La saisine, signée du 21 janvier, fait ainsi valoir que "les 26 articles du projet de loi initial ont été complétés de 60 articles supplémentaires, correspondant principalement aux dispositions que les parlementaires ont souhaité introduire dans le texte". Le Président évoquant ainsi les ajouts voulus par les députés et les sénateurs Les Républicains, alors que le texte, frappé d'une motion de rejet préalable à l'Assemblée, a été adopté sans être examiné, article après article et amendement après amendement, dans l'hémicycle du Palais Bourbon.
Par cette saisine, le chef de l'Etat indique donc vouloir s'assurer de la conformité constitutionnelle du texte "eu égard à l'ampleur de [son] évolution par rapport à sa version initiale".
Également rédigée à la date du 21 décembre, la présidente de l'Assemblée nationale motive, elle aussi, sa saisine au regard des "nombreux ajouts" du Sénat, "qui n'ont donné lieu ni à une étude d'impact, ni à un avis du Conseil d’Etat". Elle déplore au passage le caractère "préjudiciable" de "l'absence de délibération" en séance à l'Assemblée, résultant du vote d'une motion de rejet préalable par les oppositions.
Yaël Braun-Pivet souhaite, par ailleurs, soumettre à l'examen approfondi des Sages trois articles spécifiques, insistant ainsi sur la question de la conformité des mesures qu'ils comportent "au regard du principe d'égalité, du droit au respect de la vie privée et du droit de mener une vie familiale normale".

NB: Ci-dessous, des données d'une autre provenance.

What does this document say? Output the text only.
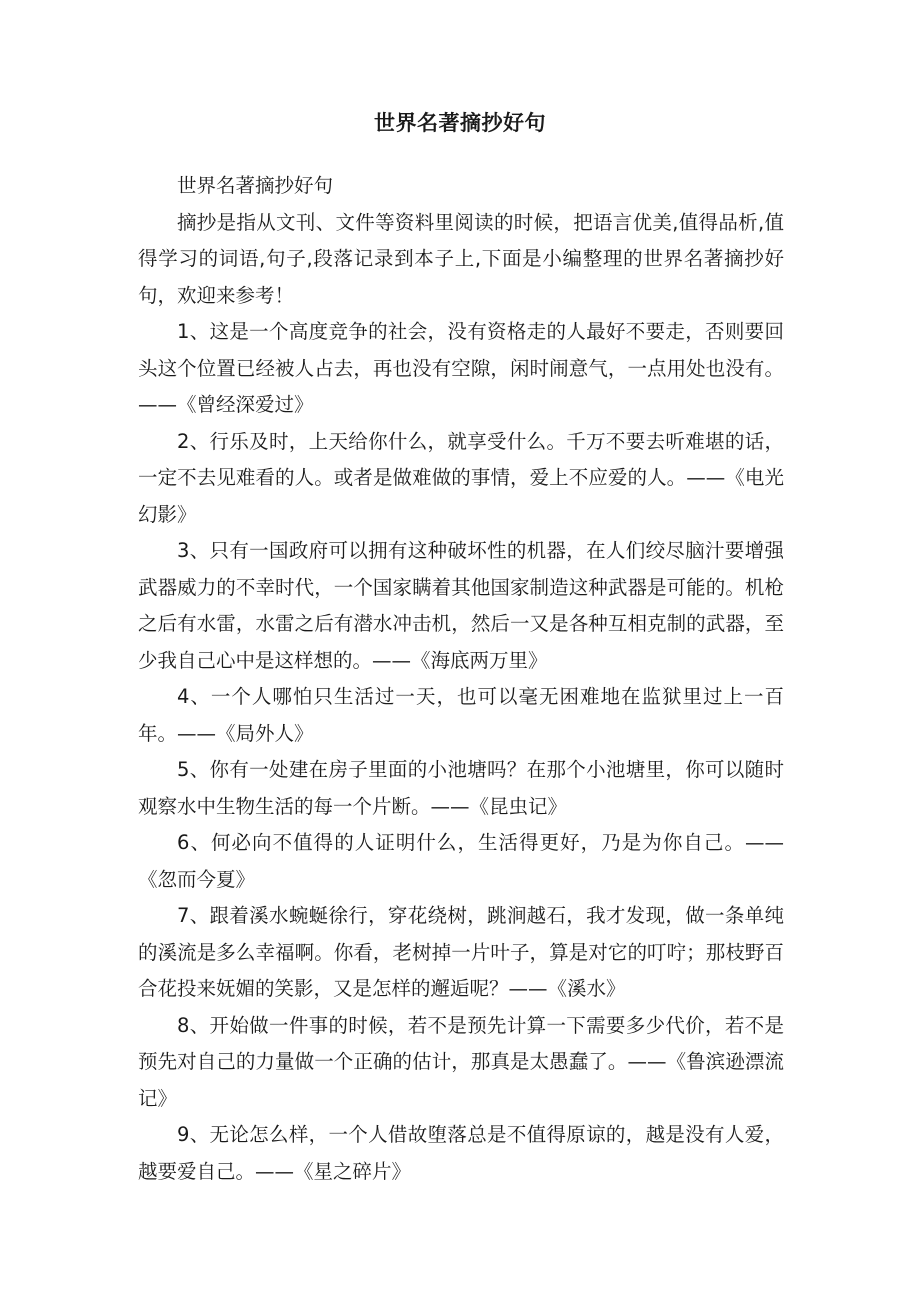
世界名著摘抄好句

世界名著摘抄好句

摘抄是指从文刊、文件等资料里阅读的时候，把语言优美,值得品析,值得学习的词语,句子,段落记录到本子上,下面是小编整理的世界名著摘抄好句，欢迎来参考！

1、这是一个高度竞争的社会，没有资格走的人最好不要走，否则要回头这个位置已经被人占去，再也没有空隙，闲时闹意气，一点用处也没有。——《曾经深爱过》

2、行乐及时，上天给你什么，就享受什么。千万不要去听难堪的话，一定不去见难看的人。或者是做难做的事情，爱上不应爱的人。——《电光幻影》

3、只有一国政府可以拥有这种破坏性的机器，在人们绞尽脑汁要增强武器威力的不幸时代，一个国家瞒着其他国家制造这种武器是可能的。机枪之后有水雷，水雷之后有潜水冲击机，然后一又是各种互相克制的武器，至少我自己心中是这样想的。——《海底两万里》

4、一个人哪怕只生活过一天，也可以毫无困难地在监狱里过上一百年。——《局外人》

5、你有一处建在房子里面的小池塘吗？在那个小池塘里，你可以随时观察水中生物生活的每一个片断。——《昆虫记》

6、何必向不值得的人证明什么，生活得更好，乃是为你自己。——《忽而今夏》

7、跟着溪水蜿蜒徐行，穿花绕树，跳涧越石，我才发现，做一条单纯的溪流是多么幸福啊。你看，老树掉一片叶子，算是对它的叮咛；那枝野百合花投来妩媚的笑影，又是怎样的邂逅呢？——《溪水》

8、开始做一件事的时候，若不是预先计算一下需要多少代价，若不是预先对自己的力量做一个正确的估计，那真是太愚蠢了。——《鲁滨逊漂流记》

9、无论怎么样，一个人借故堕落总是不值得原谅的，越是没有人爱，越要爱自己。——《星之碎片》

Le document de 38 pages transmis par les quatre présidents de groupe de gauche à l'Assemblée nationale (La France insoumise, Socialistes, Ecologiste, Gauche démocrate et républicaine) - qui vise à obtenir une censure très large, voire totale, du texte -, invoque notamment une "méconnaissance du droit à la vie privée et du droit à mener une vie familiale et normale". Est particulièrement ciblé l'article 19bis C qui, considèrent les auteurs du recours, "limite le bénéfice du regroupement familial pour les seuls enfants mineurs de moins de 18 ans".
La saisine pointe également ce qu'elle estime relever d'une "méconnaissance des compétences du Parlement", au regard de l'article 1er A relatif à l'organisation par le gouvernement d'un débat au Parlement sur "les orientations pluriannuelles de la politique d'immigration et d'intégration", en raison des règles en vigueur de fixation de l'ordre du jour du Parlement, et de l'impossibilité pour le législateur d'exiger du gouvernement qu'il organise un tel débat.
Le dernier recours, enregistré au greffe du Conseil constitutionnel le 27 décembre, émane des trois groupes de gauche au Sénat (Socialiste, Communiste, Écologiste) et déploie une stratégie de contestation massive des articles du texte en s'appuyant notamment sur l'article 1er, alinéa 45 de la Constitution, selon lequel "tout amendement est recevable en première lecture dès lors qu'il présente un lien, même indirect, avec le texte déposé ou transmis".
Les auteurs de la saisine pointent ainsi un certain nombre d'articles introduits par leurs collègues sénateurs, "ne présentant aucun lien, même indirect, avec le projet de loi initialement déposé", et par conséquent "adoptés selon une procédure contraire à la Constitution". Pour exemple, les sénateurs de gauche ciblent l'article 17, inséré par amendement sénatorial, relatif au délit de séjour irrégulier, et qui "introduit une mesure strictement pénale, qui ne présente aucun lien, même indirect, avec le projet de loi initialement déposé".
De même pour l'article 19, qui restreint le bénéfice, pour un étranger, d'un certain nombre de prestations sociales, et ce alors qu'"aucune disposition du projet de loi initial n'affectait les prestations sociales". Là encore, les auteurs de la saisine concluent que l'article concerné "ne présente aucun lien, même indirect, avec le projet de loi initialement déposé".